LA POSTE VEUT CONQUÉRIR L’AVENIR EN... MAÎTRISANT LES COÛTS

Stratégie

LA POSTE VEUT CONQUÉRIR L’AVENIR EN... MAÎTRISANT LES COÛTS

 


Confronté à une situation financière de plus en plus délicate du fait du désengagement de l’État, la direction postale en appelle à un pacte social avec les syndicats.
 
Le nouveau plan stratégique de La Poste pour les années à venir a été présenté le 28 janvier par son président, Philippe Wahl. Après avoir supprimé quatre-vingt-dix mille emplois en dix ans, la direction postale ambitionne aujourd’hui de «conquérir l’avenir».

. Quatre ans après que l’entreprise est devenue société anonyme, le nouveau plan stratégique appelle à une «transformation profonde du groupe», pour faire face à la baisse du volume du courrier (lettres), évaluée à six pour cent par an en moyenne, à une moindre fréquentation des bureaux de poste, à la concurrence dans le colis express et aux difficultés de la Banque postale, confrontée à des taux d’intérêt historiquement bas et au développement rapide des banques en ligne.

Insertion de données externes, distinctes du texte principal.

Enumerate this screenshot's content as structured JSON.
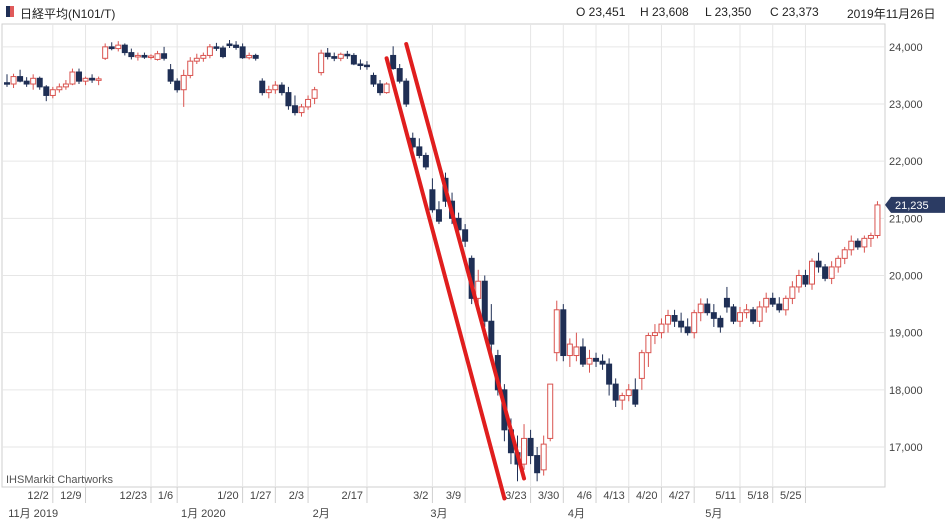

La Poste entend «accélérer le développement des activités existantes», «conquérir de nouveaux territoires» (commerce en ligne, échanges numériques sécurisés, assistance aux personnes âgées et isolées...)», et même «assurer, moderniser et compenser les missions de service public». Mais, attention: tout cela devra se faire avec «un effort global de maîtrise des coûts d’exploitation».

Tout un programme, pour la réalisation duquel la direction de La Poste compte sur la négocition d’un «pacte social» avec les organisations syndicales... Ce qui s’annonce compliqué dans la mesure où ces mêmes organisations syndicales ont, lors du conseil d’administration d’avril 2013, unanimement rejeté le «contrat d’entreprise» passé entre la direction de La Poste et l’État pour la période 2013-2017, jugeant qu’il aggravait le désengagement financier de ce dernier et mettait donc justement en péril l’avenir de La Poste.

Pour la Fédération FO Com, c’est le cœur du problème. «La Poste cherche à faire des économies sur tout parce que l’État finance de moins en moins le coût des missions de service public. Pour FO, même si le volume de courrier diminue, le service public reste un droit. L’État doit donc prendre ses responsabilités. C’est une question de volonté politique. Le gouvernement doit choisir de financer, sinon il y a un risque de faillite pour l’entreprise», explique Michel Pesnel, secrétaire fédéral FO.

Pour FO, diminution du courrier ou pas, le service public reste un droit

Mais pour l’instant, rien n’est moins sûr. Et c’est très certainement ce pour quoi la direction postale est restée «très allusive sur les choix et les transformations qui, inévitablement, vont toucher le quotidien du personnel: restructurations, mobilités, suppressions d’emplois», relevait la Fédération FO Com dès le 28 janvier, en réaction à la présentation du plan stratégique par le président Philippe Wahl. De fait, la présentation de la trajectoire financière 2014-2020 et des plans d’action a été remise au conseil d’administration du mois de juin.

Rappelant que le ministre du Redressement productif, Arnaud Montebourg, a récemment prédit des «décisions fortes à La Poste», la Fédération FO Com considère qu’il «est grand temps de dire lesquelles, de dire la vérité aux postières et aux postiers». Et d’interroger: «Les échéances électorales du printemps inciteraient-elles à la prudence?»